The answer is somehow lenghty. But....
We have bows of ugrofinnish origin, some siberian and rusian bows all made as complex wood composites. Some of these are early mediaval, some even older. That means that the technology was there.
If you are asking if a method of glueing two pieces of wood (backed bow) existed or was used on the western scene e.g. on english bows -
At the end of 15. century the yew wood became scarce and the quality dropped.

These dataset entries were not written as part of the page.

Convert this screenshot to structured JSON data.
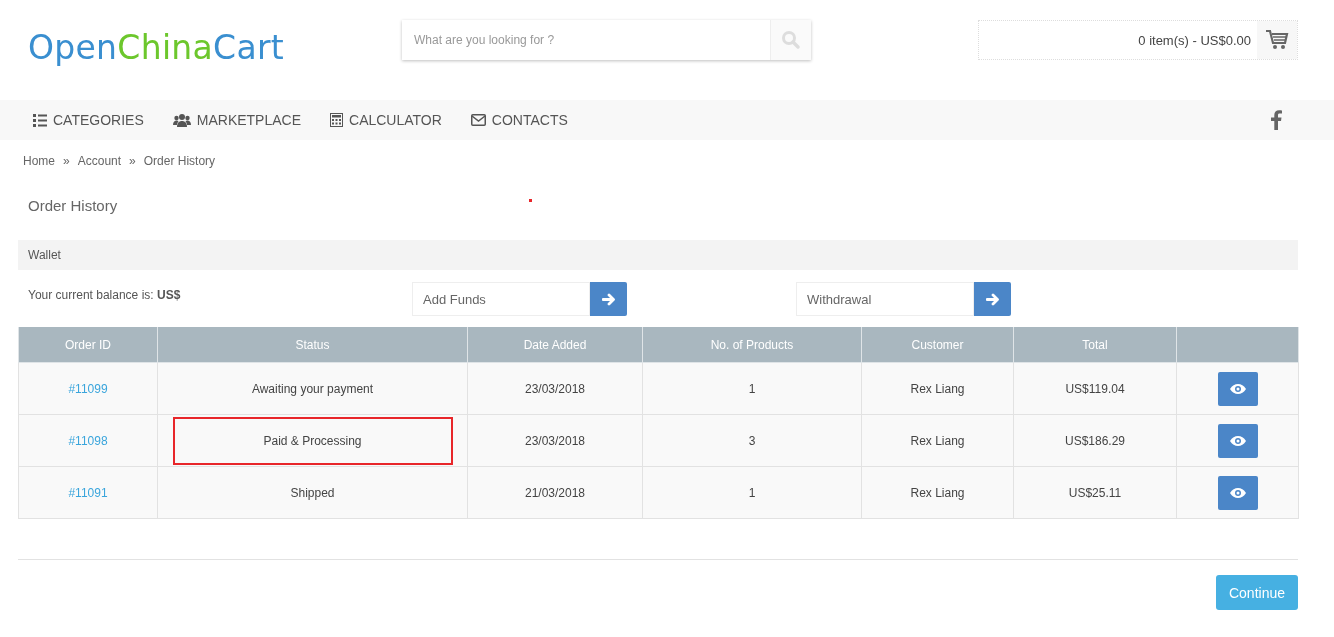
{
  "logo": [
    {
      "text": "Open",
      "color": "#3a8fd0"
    },
    {
      "text": "China",
      "color": "#6cc72c"
    },
    {
      "text": "Cart",
      "color": "#3a8fd0"
    }
  ],
  "search": {
    "placeholder": "What are you looking for ?"
  },
  "cart": {
    "summary": "0 item(s) - US$0.00"
  },
  "nav": [
    {
      "label": "CATEGORIES",
      "kind": "list"
    },
    {
      "label": "MARKETPLACE",
      "kind": "users"
    },
    {
      "label": "CALCULATOR",
      "kind": "calculator"
    },
    {
      "label": "CONTACTS",
      "kind": "envelope"
    }
  ],
  "breadcrumb": [
    "Home",
    "Account",
    "Order History"
  ],
  "breadcrumb_separator": "»",
  "page_title": "Order History",
  "wallet": {
    "title": "Wallet",
    "balance_label": "Your current balance is: **US$**",
    "add_funds": {
      "placeholder": "Add Funds"
    },
    "withdrawal": {
      "placeholder": "Withdrawal"
    }
  },
  "table": {
    "columns": [
      "Order ID",
      "Status",
      "Date Added",
      "No. of Products",
      "Customer",
      "Total"
    ],
    "rows": [
      {
        "order_id": "#11099",
        "status": "Awaiting your payment",
        "date": "23/03/2018",
        "products": "1",
        "customer": "Rex Liang",
        "total": "US$119.04",
        "highlighted": false
      },
      {
        "order_id": "#11098",
        "status": "Paid & Processing",
        "date": "23/03/2018",
        "products": "3",
        "customer": "Rex Liang",
        "total": "US$186.29",
        "highlighted": true
      },
      {
        "order_id": "#11091",
        "status": "Shipped",
        "date": "21/03/2018",
        "products": "1",
        "customer": "Rex Liang",
        "total": "US$25.11",
        "highlighted": false
      }
    ]
  },
  "continue_button": "Continue"
}
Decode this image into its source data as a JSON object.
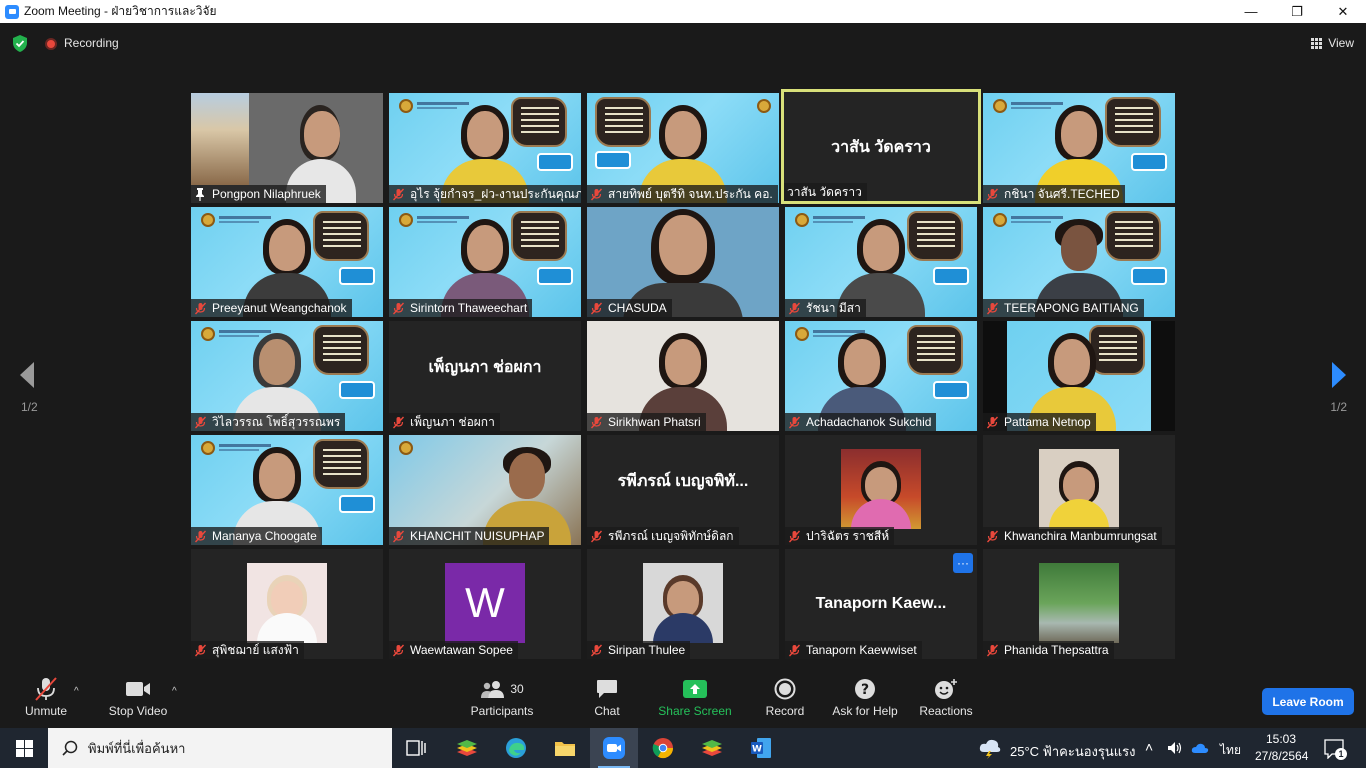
{
  "window": {
    "title": "Zoom Meeting - ฝ่ายวิชาการและวิจัย",
    "minimize": "—",
    "maximize": "❐",
    "close": "✕"
  },
  "topbar": {
    "recording_label": "Recording",
    "view_label": "View"
  },
  "pagination": {
    "left": "1/2",
    "right": "1/2"
  },
  "tiles": [
    {
      "name": "Pongpon Nilaphruek"
    },
    {
      "name": "อุไร จุ้ยกำจร_ฝว-งานประกันคุณภาพ"
    },
    {
      "name": "สายทิพย์  บุตรีทิ จนท.ประกัน คอ."
    },
    {
      "name": "วาสัน  วัดคราว",
      "center": "วาสัน  วัดคราว"
    },
    {
      "name": "กชินา  จันศรี.TECHED"
    },
    {
      "name": "Preeyanut Weangchanok"
    },
    {
      "name": "Sirintorn Thaweechart"
    },
    {
      "name": "CHASUDA"
    },
    {
      "name": "รัชนา มีสา"
    },
    {
      "name": "TEERAPONG  BAITIANG"
    },
    {
      "name": "วิไลวรรณ โพธิ์สุวรรณพร"
    },
    {
      "name": "เพ็ญนภา ช่อผกา",
      "center": "เพ็ญนภา ช่อผกา"
    },
    {
      "name": "Sirikhwan Phatsri"
    },
    {
      "name": "Achadachanok Sukchid"
    },
    {
      "name": "Pattama Netnop"
    },
    {
      "name": "Mananya Choogate"
    },
    {
      "name": "KHANCHIT NUISUPHAP"
    },
    {
      "name": "รพีภรณ์ เบญจพิทักษ์ดิลก",
      "center": "รพีภรณ์ เบญจพิทั..."
    },
    {
      "name": "ปาริฉัตร  ราชสีห์"
    },
    {
      "name": "Khwanchira Manbumrungsat"
    },
    {
      "name": "สุพิชฌาย์ แสงฟ้า"
    },
    {
      "name": "Waewtawan Sopee",
      "avatar_letter": "W"
    },
    {
      "name": "Siripan Thulee"
    },
    {
      "name": "Tanaporn Kaewwiset",
      "center": "Tanaporn  Kaew...",
      "more": "···"
    },
    {
      "name": "Phanida Thepsattra"
    }
  ],
  "toolbar": {
    "unmute": "Unmute",
    "stop_video": "Stop Video",
    "participants": "Participants",
    "participants_count": "30",
    "chat": "Chat",
    "share_screen": "Share Screen",
    "record": "Record",
    "ask_for_help": "Ask for Help",
    "reactions": "Reactions",
    "leave_room": "Leave Room",
    "caret": "^"
  },
  "taskbar": {
    "search_placeholder": "พิมพ์ที่นี่เพื่อค้นหา",
    "weather": "25°C  ฟ้าคะนองรุนแรง",
    "lang": "ไทย",
    "time": "15:03",
    "date": "27/8/2564",
    "notifications": "1"
  },
  "colors": {
    "accent": "#1f73e8",
    "share_green": "#25c05a",
    "muted_red": "#e8483c",
    "speaker_border": "#d8e07a"
  }
}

So the bowyers looked for means of using yew staves with bad or damaged sapwood.
This is done either by backing yew heartwood with yew sapwood in case you have two staves on which opposite is bad of quality, or they backed yew with a single growth ring of elm or ash.
(I can write you method how to obtain such a backing strip).
Two such bows did survived, both are in archery hall in Edinburg, one is from 16. century and another from 17. both ash backed yew.
Howewer technology was present much earlier than that, take a look on tudor lances glued from many strips of wood.
We also have a letter from french minister of artilery to the chief of the gun and bow maker guild in Paris "For to make more of the new bows from many pieces of wood as they break less than the ones from one piece".
Was it a standard? Not really. A soldier would have single stave yew bow and the ones fighting in france nothing else, as they were elite. Whitewood bow was never option for professional soldier.
This is one of things you have to keep in mind also, that mediaval bow was very heavy and the technique of drawing different from flimsy sporting draw we see today iat many a "medieval archery competetion."
I think of backing as thin as 2mm too thin - It all depends what you want to back, but 5-6 mm is about right. Two woods belly/back should complement each other in strenght so if you have very hard and dense belly as some of tropical hardwoods are, you need thicker backing.
This is Ipe backed with hickory longbow I made two weeks ago, it pulls like 60#/30´´ and it sends 30 gram arrow 230 meters afar.
http://sweb.cz/hawkwind/noveipe.JPGNot a mediaval bow indeed as this is made like sporting victorian longbow, but extreamly good in performace.
This is single stave yew bow also made by me for comparition
http://sweb.cz/hawkwind/mrselfyew.JPGYou can see all the nice character of the stave which is so often present on medieval paintings.
Sorry for english, I can read polish, but not write, unless massacre your language.